Das Wasser-Thema begleitete uns auch bei der zweiten Station des Tages. Wir ließen uns von einer Landschaftsplanerin eine ökologische Ausgleichmaßnahme an einem Bach (Autmut) zeigen. Auf 500 Meter Länge wurden natürliche Ufer mit standortgerechten Bepflanzungen, so Weiden und Schwarzpappeln, geschaffen. Der Biber hat den Bach bereits nach seinen Vorstellungen umgestaltet und aufgestaut. Im Rückblick auf die im Jahr 2018 fertiggestellte Maßnahme dürfte der Grunderwerb die größte Herausforderung gewesen sein. Ein Grundstück musste leider ausgespart werden.
In Nürtingen drehte sich alles um „Urban Gardening“. Wie der Name vermuten lässt, geht es dabei um die Begrünung des städtischen Raums – vorrangig mit Nutzpflanzen. Nach der Idee der „Essbaren Stadt“ wurden Beete auf dem Wörth-Areal angelegt.
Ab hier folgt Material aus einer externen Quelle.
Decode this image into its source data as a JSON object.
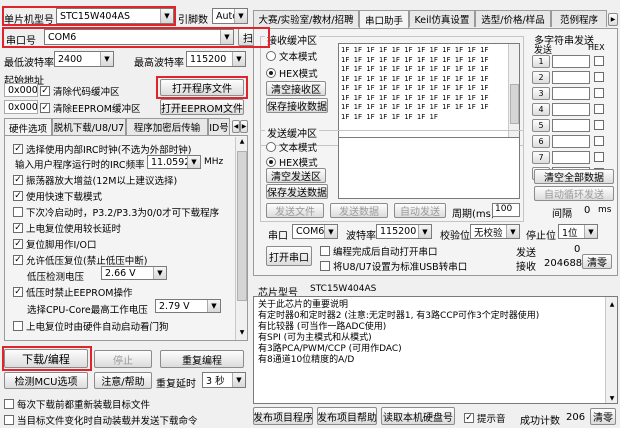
{
  "left": {
    "mcu_model_label": "单片机型号",
    "mcu_model_value": "STC15W404AS",
    "pin_count_label": "引脚数",
    "pin_count_value": "Auto",
    "port_label": "串口号",
    "port_value": "COM6",
    "scan_button": "扫描",
    "min_baud_label": "最低波特率",
    "min_baud_value": "2400",
    "max_baud_label": "最高波特率",
    "max_baud_value": "115200",
    "start_addr_label": "起始地址",
    "addr1_value": "0x0000",
    "clear_code_buffer": "清除代码缓冲区",
    "open_program_file": "打开程序文件",
    "addr2_value": "0x0000",
    "clear_eeprom_buffer": "清除EEPROM缓冲区",
    "open_eeprom_file": "打开EEPROM文件",
    "tabs": [
      "硬件选项",
      "脱机下载/U8/U7",
      "程序加密后传输",
      "ID号"
    ],
    "options": [
      {
        "label": "选择使用内部IRC时钟(不选为外部时钟)",
        "checked": true
      },
      {
        "label": "使用快速下载模式",
        "checked": true
      },
      {
        "label": "下次冷启动时，P3.2/P3.3为0/0才可下载程序",
        "checked": false
      },
      {
        "label": "上电复位使用较长延时",
        "checked": true
      },
      {
        "label": "复位脚用作I/O口",
        "checked": true
      },
      {
        "label": "允许低压复位(禁止低压中断)",
        "checked": true
      },
      {
        "label": "低压时禁止EEPROM操作",
        "checked": true
      },
      {
        "label": "上电复位时由硬件自动启动看门狗",
        "checked": false
      }
    ],
    "irc_freq_label": "输入用户程序运行时的IRC频率",
    "irc_freq_value": "11.0592",
    "irc_freq_unit": "MHz",
    "osc_gain_label": "振荡器放大增益(12M以上建议选择)",
    "osc_gain_checked": true,
    "lvd_label": "低压检测电压",
    "lvd_value": "2.66 V",
    "cpu_core_label": "选择CPU-Core最高工作电压",
    "cpu_core_value": "2.79 V",
    "download_button": "下载/编程",
    "stop_button": "停止",
    "reprogram_button": "重复编程",
    "detect_mcu_button": "检测MCU选项",
    "help_button": "注意/帮助",
    "repeat_delay_label": "重复延时",
    "repeat_delay_value": "3 秒",
    "reload_each_time": "每次下载前都重新装载目标文件",
    "auto_load_on_change": "当目标文件变化时自动装载并发送下载命令"
  },
  "right": {
    "tabs": [
      "大赛/实验室/教材/招聘",
      "串口助手",
      "Keil仿真设置",
      "选型/价格/样品",
      "范例程序"
    ],
    "recv_title": "接收缓冲区",
    "text_mode": "文本模式",
    "hex_mode": "HEX模式",
    "clear_recv": "清空接收区",
    "save_recv": "保存接收数据",
    "recv_lines": [
      "1F 1F 1F 1F 1F 1F 1F 1F 1F 1F 1F 1F",
      "1F 1F 1F 1F 1F 1F 1F 1F 1F 1F 1F 1F",
      "1F 1F 1F 1F 1F 1F 1F 1F 1F 1F 1F 1F",
      "1F 1F 1F 1F 1F 1F 1F 1F 1F 1F 1F 1F",
      "1F 1F 1F 1F 1F 1F 1F 1F 1F 1F 1F 1F",
      "1F 1F 1F 1F 1F 1F 1F 1F 1F 1F 1F 1F",
      "1F 1F 1F 1F 1F 1F 1F 1F 1F 1F 1F 1F",
      "1F 1F 1F 1F 1F 1F 1F 1F"
    ],
    "multi_title": "多字符串发送",
    "send_col": "发送",
    "hex_col": "HEX",
    "multi_rows": [
      "1",
      "2",
      "3",
      "4",
      "5",
      "6",
      "7",
      "8"
    ],
    "send_title": "发送缓冲区",
    "clear_send": "清空发送区",
    "save_send": "保存发送数据",
    "send_file": "发送文件",
    "send_data": "发送数据",
    "auto_send": "自动发送",
    "period_label": "周期(ms)",
    "period_value": "100",
    "clear_all": "清空全部数据",
    "auto_loop": "自动循环发送",
    "interval_label": "间隔",
    "interval_value": "0",
    "interval_unit": "ms",
    "port_label": "串口",
    "port_value": "COM6",
    "baud_label": "波特率",
    "baud_value": "115200",
    "parity_label": "校验位",
    "parity_value": "无校验",
    "stop_label": "停止位",
    "stop_value": "1位",
    "open_port": "打开串口",
    "open_after_download": "编程完成后自动打开串口",
    "usb_cdc": "将U8/U7设置为标准USB转串口",
    "send_count_label": "发送",
    "send_count": "0",
    "recv_count_label": "接收",
    "recv_count": "204688",
    "clear_count": "清零",
    "chip_label": "芯片型号",
    "chip_value": "STC15W404AS",
    "info_lines": [
      "关于此芯片的重要说明",
      "有定时器0和定时器2 (注意:无定时器1, 有3路CCP可作3个定时器使用)",
      "有比较器 (可当作一路ADC使用)",
      "有SPI (可为主模式和从模式)",
      "有3路PCA/PWM/CCP (可用作DAC)",
      "有8通道10位精度的A/D"
    ],
    "publish_program": "发布项目程序",
    "publish_help": "发布项目帮助",
    "read_disk_id": "读取本机硬盘号",
    "beep_label": "提示音",
    "success_label": "成功计数",
    "success_count": "206",
    "clear_success": "清零"
  },
  "colors": {
    "highlight": "#e0242c"
  }
}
Einige davon wurden mit der Einladung „Pflücken erwünscht!“ versehen. Zu sehen waren Bohnen, rote Beete, Gurken, verschiedene Salate und Kräuter, Beeren und einige (teils essbare) Blumen. Entstanden ist eine kleine Oase, die in diesen Tagen wohltuenden Schatten spendete. In Gesprächen, die ich mit einigen der Aktiven führen konnte, ging es unter anderem um den Wunsch, selten gewordene Arten – so unter den Bohnen – durch den Anbau zu sichern. Zudem sollen die Menschen animiert werden, auch andernorts aktiv zu werden.
Die zweite – unangenehm warme – Nacht verbrachte ich in Nürtingen.
Der dritte Tag startete mit einem Besuch im Nürtinger Unverpacktladen „Glas & Beutel“, der seit fünf Jahren besteht und Höhen wie auch Tiefen durchstanden hat. Erfolgreich gestartet, durchlief er eine schwierige Corona-Zeit und hat sich zuletzt wieder aufgerappelt. Der Laden ist als Genossenschaft mit über 400 Mitgliedern organisiert und auf das Ehrenamt angewiesen, das die sechs Teilzeit- und Minijob-Beschäftigten unterstützt. Viele Produkte wie die Alblinsen stammen aus regionalem Anbau. Ein Großteil des Angebots ist „bio“. Die Kundschaft bringt Beutel und andere Behälter mit, in die beispielsweise Nudeln, Mehl und Müsli oder auch Süßwaren abgepackt werden. Im Sortiment finden sich überwiegend Lebensmittel, aber auch Haushaltsreiniger, Waschmittel und Körperpflegeprodukte.
Auch die letzte Station hatte mit dem Einkaufen zu tun. Das Konzept von „Tante M“ ist jedoch ein anderes: In Nürtingen-Reudern gab es früher keinen Lebensmittel-Einzelhandel. Tante M ist ein kleiner, digitaler und personalloser Dorfladen, der seit 1,5 Jahren besteht. Die Kundschaft kann aus 1.200 Artikeln auswählen, scannt diese an der Kasse selber ein und bezahlt in bar oder mit der Karte. Das Sortiment umfasst auch frische und regionale Produkte wie Obst, Gemüse und Eier. Es wird mit der Bäckerei und der Metzgerei im Ort kooperiert. Geöffnet hat der Laden (ein „begehbarer Automat“) an sieben Tagen in der Woche je 18 Stunden. Läden dieser Art gibt es rund 60 in Süddeutschland.
Fazit nach knapp 40 Kilometer: Die alte Weisheit „Nur, wo Du zu Fuß warst, bist Du auch wirklich gewesen“[1] hat sich einmal mehr bewahrheitet. Meine vermutlich 17. Drei-Tages-Wanderung ermöglichte mir wieder viele Eindrücke von Landschaften und engagierten Menschen.